University of Wisconsin-Madison May Be Illegally Assisting Obama Campaign

The University of Wisconsin-Madison, in claiming President Barack Obama’s visit to the campus on Thursday is an official visit and not a campaign rally, may be violating Wisconsin state law. 

The law prohibits the use of public resources to assist candidates in campaigning. And an official university website acted as a portal to the Obama campaign webpage, where students have to give phone numbers and e-mails to the Obama campaign to attend the rally. 

The University of Wisconsin-Madison is claiming Obama’s visit on Thursday is an “official Presidential visit” because Chancellor David Ward will greet Obama in a private meeting prior to the rally.

Wisconsin State Representative Steve Nass (R-Whitewater), who is the Chairman of the Assembly Committee on Colleges and Universities, though, said “UW-Madison officials are using public resources including the university’s official website to assist in the logistics and turnout efforts for an Obama campaign rally.” 

He said he would seek all records related to the event. 

“Once again, the partisan nature of UW-Madison is on display and they just don’t care,” Nass said. 

Wisconsin University professors were already upset that students who wanted to attend Obama’s campaign rally on the campus had to provide personal information — like phone numbers and e-mail addresses — to the campaign and click an “I’m in” button on an Obama campaign website that was linked on the university’s website, which served as a portal to Obama’s campaign website. 

Ken Mayer, a political science professor at the university, wrote in a letter to administrators that while this was standard operating procedure for a campaign event, universities should not force “students to declare their support for a presidential candidate in order to attend the event.” 

“We are forcing them to become participants in the campaign and express their support for the campaign,” Mayer wrote.

Mayer, along with law professor Ann Althouse and political science professor Donald Downs, publicly criticized university officials. 
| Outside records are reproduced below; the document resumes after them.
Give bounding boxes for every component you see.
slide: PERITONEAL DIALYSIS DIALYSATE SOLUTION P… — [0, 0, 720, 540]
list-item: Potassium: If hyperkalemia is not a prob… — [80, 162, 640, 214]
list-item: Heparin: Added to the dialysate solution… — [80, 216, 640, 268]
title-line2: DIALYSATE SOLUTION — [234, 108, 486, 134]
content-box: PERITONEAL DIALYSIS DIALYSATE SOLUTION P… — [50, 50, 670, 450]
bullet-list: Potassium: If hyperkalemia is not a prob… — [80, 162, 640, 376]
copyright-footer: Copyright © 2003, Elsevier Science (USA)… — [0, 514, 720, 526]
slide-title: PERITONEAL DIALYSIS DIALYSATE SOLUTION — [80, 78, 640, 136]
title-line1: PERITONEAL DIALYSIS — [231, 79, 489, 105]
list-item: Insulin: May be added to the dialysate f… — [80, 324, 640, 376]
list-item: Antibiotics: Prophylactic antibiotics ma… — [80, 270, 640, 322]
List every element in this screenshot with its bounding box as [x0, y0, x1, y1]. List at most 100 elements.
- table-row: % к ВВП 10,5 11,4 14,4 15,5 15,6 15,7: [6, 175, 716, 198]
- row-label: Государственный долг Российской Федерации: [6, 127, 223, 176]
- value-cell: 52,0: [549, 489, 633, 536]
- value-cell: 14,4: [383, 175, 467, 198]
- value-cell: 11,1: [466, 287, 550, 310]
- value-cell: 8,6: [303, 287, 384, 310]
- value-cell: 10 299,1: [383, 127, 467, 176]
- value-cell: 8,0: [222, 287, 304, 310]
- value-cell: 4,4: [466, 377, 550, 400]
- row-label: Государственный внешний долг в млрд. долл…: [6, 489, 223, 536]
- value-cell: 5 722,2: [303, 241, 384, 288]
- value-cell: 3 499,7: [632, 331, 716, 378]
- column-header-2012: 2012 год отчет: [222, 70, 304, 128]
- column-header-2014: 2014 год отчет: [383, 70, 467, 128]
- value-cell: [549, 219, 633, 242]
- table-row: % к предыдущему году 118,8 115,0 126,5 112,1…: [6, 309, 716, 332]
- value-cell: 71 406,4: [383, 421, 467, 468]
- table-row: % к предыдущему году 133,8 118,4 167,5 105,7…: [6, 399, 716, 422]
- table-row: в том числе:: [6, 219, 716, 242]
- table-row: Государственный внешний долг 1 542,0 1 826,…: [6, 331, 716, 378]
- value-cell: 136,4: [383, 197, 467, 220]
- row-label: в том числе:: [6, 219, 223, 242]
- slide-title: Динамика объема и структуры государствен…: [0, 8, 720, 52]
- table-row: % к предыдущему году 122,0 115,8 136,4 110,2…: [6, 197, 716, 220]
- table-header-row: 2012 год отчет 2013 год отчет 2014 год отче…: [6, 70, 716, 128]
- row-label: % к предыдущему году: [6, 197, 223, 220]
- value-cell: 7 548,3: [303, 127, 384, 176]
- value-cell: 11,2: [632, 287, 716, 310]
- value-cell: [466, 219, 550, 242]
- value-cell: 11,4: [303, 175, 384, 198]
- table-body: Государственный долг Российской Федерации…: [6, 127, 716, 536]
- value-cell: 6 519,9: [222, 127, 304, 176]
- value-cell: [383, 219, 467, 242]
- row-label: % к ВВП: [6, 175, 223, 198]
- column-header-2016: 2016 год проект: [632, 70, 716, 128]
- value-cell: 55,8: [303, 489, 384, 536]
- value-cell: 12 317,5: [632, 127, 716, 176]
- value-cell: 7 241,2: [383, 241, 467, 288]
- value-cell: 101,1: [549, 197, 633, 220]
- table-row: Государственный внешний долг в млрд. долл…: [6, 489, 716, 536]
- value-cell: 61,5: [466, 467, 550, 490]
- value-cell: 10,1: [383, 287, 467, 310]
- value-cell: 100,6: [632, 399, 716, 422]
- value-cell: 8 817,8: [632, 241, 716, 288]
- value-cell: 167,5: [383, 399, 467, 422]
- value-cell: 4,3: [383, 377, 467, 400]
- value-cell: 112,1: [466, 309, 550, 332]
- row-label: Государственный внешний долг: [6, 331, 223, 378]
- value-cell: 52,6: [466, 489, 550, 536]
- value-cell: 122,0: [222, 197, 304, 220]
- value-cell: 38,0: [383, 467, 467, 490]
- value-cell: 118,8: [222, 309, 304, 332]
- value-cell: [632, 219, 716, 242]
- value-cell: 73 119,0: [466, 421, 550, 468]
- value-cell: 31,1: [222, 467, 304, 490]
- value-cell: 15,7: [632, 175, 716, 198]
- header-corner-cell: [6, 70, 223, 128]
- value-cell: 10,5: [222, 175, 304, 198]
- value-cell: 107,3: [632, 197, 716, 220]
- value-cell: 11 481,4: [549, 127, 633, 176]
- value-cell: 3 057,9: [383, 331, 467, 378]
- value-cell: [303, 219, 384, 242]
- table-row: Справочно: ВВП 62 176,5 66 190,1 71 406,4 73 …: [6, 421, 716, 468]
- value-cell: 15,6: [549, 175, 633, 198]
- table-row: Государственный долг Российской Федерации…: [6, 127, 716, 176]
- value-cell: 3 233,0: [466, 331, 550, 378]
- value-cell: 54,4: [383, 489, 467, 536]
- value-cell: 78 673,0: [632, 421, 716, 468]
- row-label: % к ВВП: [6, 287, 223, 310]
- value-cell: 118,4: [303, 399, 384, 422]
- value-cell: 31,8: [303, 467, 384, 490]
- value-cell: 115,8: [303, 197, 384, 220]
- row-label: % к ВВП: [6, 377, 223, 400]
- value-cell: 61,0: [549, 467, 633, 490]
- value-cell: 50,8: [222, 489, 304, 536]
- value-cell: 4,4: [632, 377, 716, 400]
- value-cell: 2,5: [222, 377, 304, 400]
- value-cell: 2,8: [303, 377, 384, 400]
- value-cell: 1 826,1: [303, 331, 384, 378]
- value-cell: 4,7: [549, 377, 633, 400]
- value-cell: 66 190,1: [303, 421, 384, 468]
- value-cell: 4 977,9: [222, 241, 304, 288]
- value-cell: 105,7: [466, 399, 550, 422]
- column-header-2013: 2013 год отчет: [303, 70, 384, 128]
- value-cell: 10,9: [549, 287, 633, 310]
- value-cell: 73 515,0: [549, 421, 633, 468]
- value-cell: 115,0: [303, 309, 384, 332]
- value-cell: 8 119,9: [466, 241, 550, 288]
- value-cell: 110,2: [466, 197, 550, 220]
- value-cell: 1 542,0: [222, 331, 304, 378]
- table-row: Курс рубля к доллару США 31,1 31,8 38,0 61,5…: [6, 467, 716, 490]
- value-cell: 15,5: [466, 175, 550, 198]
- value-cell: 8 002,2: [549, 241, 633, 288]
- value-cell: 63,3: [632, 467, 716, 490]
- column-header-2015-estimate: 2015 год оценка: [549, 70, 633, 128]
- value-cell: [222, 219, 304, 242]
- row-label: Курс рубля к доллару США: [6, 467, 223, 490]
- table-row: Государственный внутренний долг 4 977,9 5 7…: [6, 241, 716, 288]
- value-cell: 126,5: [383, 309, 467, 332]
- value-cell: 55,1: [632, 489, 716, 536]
“Should we be in the business of helping a campaign farm thousands of email addresses?,” Mayer asked. “It is not a Presidential visit. It is not a Presidential speech. It is a campaign event.”

Mayer also said the location of the rally “could not be more disruptive.”

“It hardly seems appropriate to shut the central campus down for an entire day, closing offices and seriously disrupting our mission,” Mayer said. “I have several colleagues who had scheduled exams for Thursday.”

What angered Mayer the most was the university forced “classified staff” “to take a vacation or personal day, arrange to work at another location on campus, or work at home.”

“The UW is penalizing staff (or, at a minimum, dramatically inconveniencing them) for an even that they had no say in organizing or scheduling,” Mayer wrote. “That’s wrong.”

Vince Sweeney, the vice chancellor for university relations, told the Wisconsin State Journal that the university does not manage the Obama campaign link and the university was not “collecting that information.”

“Ultimately if it’s a problem for those wishing to attend, it’s an individual decision,” he said.

Nass, though, said “UW-Madison calling this an official Presidential visit is nothing short of dishonest and insulting to the intelligence of Wisconsin citizens.”

It appears that UW-Madison is providing both direct and indirect support to the Obama Campaign despite state law and university policies prohibiting such actions,” Nass said.